Efendimizle uğraşanlar büyük körlük ve yanılgı içindeydiler. Cahiliye çağı sona erince gözleri açıldı. Üstad Hazretleriyle uğraşanların başındakilerin bazıları İslamiyet'e cibilli düşman idiler. Şimdikiler öyle değil ama haset din düşmanlarının bile yapamayacaklarını yaptırır. Ehl-i Beyt’e zulmedenler kâfirler değildi: “Onlar da yanıldılar, şimdikiler de yanıldı. Yapılan güzel işler afak-ı alemi sarınca kıskançlıktan cinnet geçirmeye başladılar. Şu ankiler cinnet geçiriyor.” 

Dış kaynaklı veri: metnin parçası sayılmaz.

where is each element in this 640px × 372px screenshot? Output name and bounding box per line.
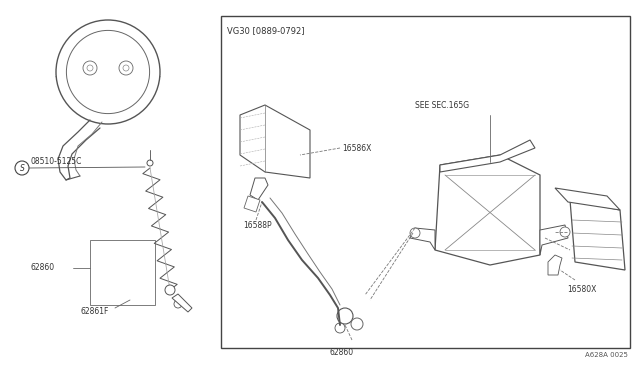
Circle shape: [335, 323, 345, 333]
Circle shape: [119, 61, 133, 75]
Text: VG30 [0889-0792]: VG30 [0889-0792]: [227, 26, 305, 35]
Circle shape: [174, 300, 182, 308]
Bar: [221, 16, 630, 348]
Circle shape: [83, 61, 97, 75]
Circle shape: [351, 318, 363, 330]
Polygon shape: [240, 105, 310, 178]
Polygon shape: [410, 228, 435, 250]
Circle shape: [410, 228, 420, 238]
Polygon shape: [540, 225, 568, 255]
Polygon shape: [250, 178, 268, 200]
Text: 62860: 62860: [330, 348, 354, 357]
Text: 16580X: 16580X: [567, 285, 596, 294]
Polygon shape: [548, 255, 562, 275]
Text: S: S: [20, 164, 24, 173]
Polygon shape: [440, 140, 535, 172]
Polygon shape: [244, 196, 260, 212]
Text: 62860: 62860: [30, 263, 54, 273]
Text: SEE SEC.165G: SEE SEC.165G: [415, 101, 469, 110]
Polygon shape: [435, 155, 540, 265]
Polygon shape: [570, 200, 625, 270]
Text: 08510-5125C: 08510-5125C: [30, 157, 81, 166]
Circle shape: [123, 65, 129, 71]
Circle shape: [147, 160, 153, 166]
Text: 16586X: 16586X: [342, 144, 371, 153]
Text: A628A 0025: A628A 0025: [585, 352, 628, 358]
Text: 16588P: 16588P: [243, 221, 271, 230]
Circle shape: [560, 227, 570, 237]
Polygon shape: [555, 188, 620, 210]
Circle shape: [87, 65, 93, 71]
Circle shape: [67, 31, 150, 113]
Circle shape: [165, 285, 175, 295]
Text: 62861F: 62861F: [80, 308, 108, 317]
Circle shape: [15, 161, 29, 175]
Polygon shape: [172, 294, 192, 312]
Circle shape: [56, 20, 160, 124]
Circle shape: [337, 308, 353, 324]
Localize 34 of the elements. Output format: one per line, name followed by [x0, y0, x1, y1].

M. Fethullah Gülen Hocaefendi, pandemi döneminde hemen gidip aşı oldu. Arkadan ikinciyi oldu. Sonra üçüncüyü de oldu. Bunun arkadaşlar tarafından bilinmesini istedi. Onlara örnek olmak istiyordu. Şahit olduğum üzere üç ayda neredeyse, her gün, bütün dünya virüs ile ilgili haberlere kulak kabarttı. Hem de dikkatli olalım tembihlerini yaptı: “Temkinli olunmalı, gelişi güze hareket edilmemeli. Hz. Ömer Efendimiz gibi ‘Allah’ın kaderinden mi kaçıyorsun?’ diyenlere: ‘Evet, Allah’ın kaderinden yine Allah’ın kaderine kaçıyorum.’ demeli. Cenab-ı Hak ümmet-i Muhammed’e umumi bir ceza verdi. Dünyanın her tarafı inliyor.” 

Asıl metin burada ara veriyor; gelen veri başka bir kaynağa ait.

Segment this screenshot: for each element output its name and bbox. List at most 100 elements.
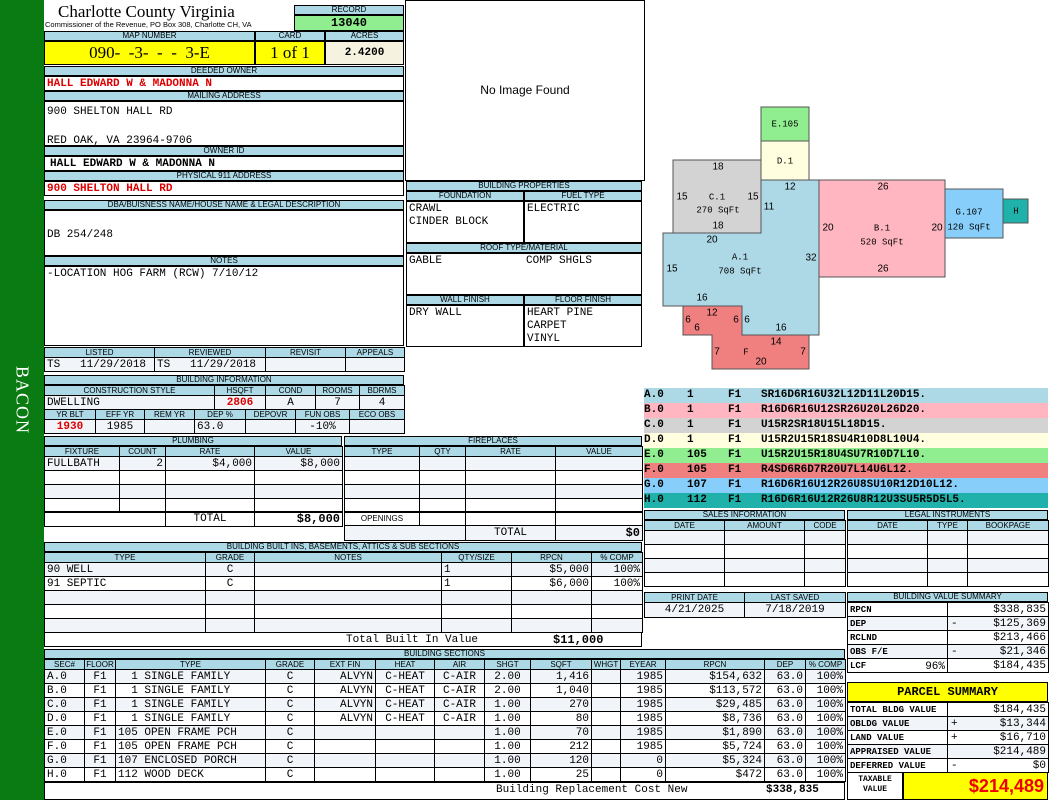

Bu çeşit umumî belâ ve musibetlere karşı, her şeyden önce üzerimize düşeni yerine getirmemiz gerekiyor. Elbette duaları yapmamız ve korku namazları gibi ibadetleri de eda etmemiz iktiza ediyor. Şimdi tekvini ve fıtrî icapları yerine getirmeden mesela yazın çıkan orman yangınları için sadece ezan okuyun demeye karşı da Hocaefendi şunları söylüyor: “Ezan tavsiye ediliyor ama sebepler planında yapılması gerekenlerin yapılmamasından dolayı halk böyle şeylere de tepki gösteriyor, ters tepiyor. Bu mânâda söyledikleri şeyler doğru. Devleti yönetenlerin yapması gereken şey, geçen yazdaki yangınlarda uçaklarla ve hazırladıkları eğitimli elemanlarla yangına müdahale etmekti. Bunları yapmadılar. Esas niyetleri belli değil. Ülkeyi, maddi manevi kavurdular. Ne insanî değerler kaldı ne ekonomi kaldı, ne de adalet sistemi kaldı. Kaç tane darbe gördük ama böylesini görmedik. Herkesi haşlarcasına olmadı; böylesi hiç olmadı.”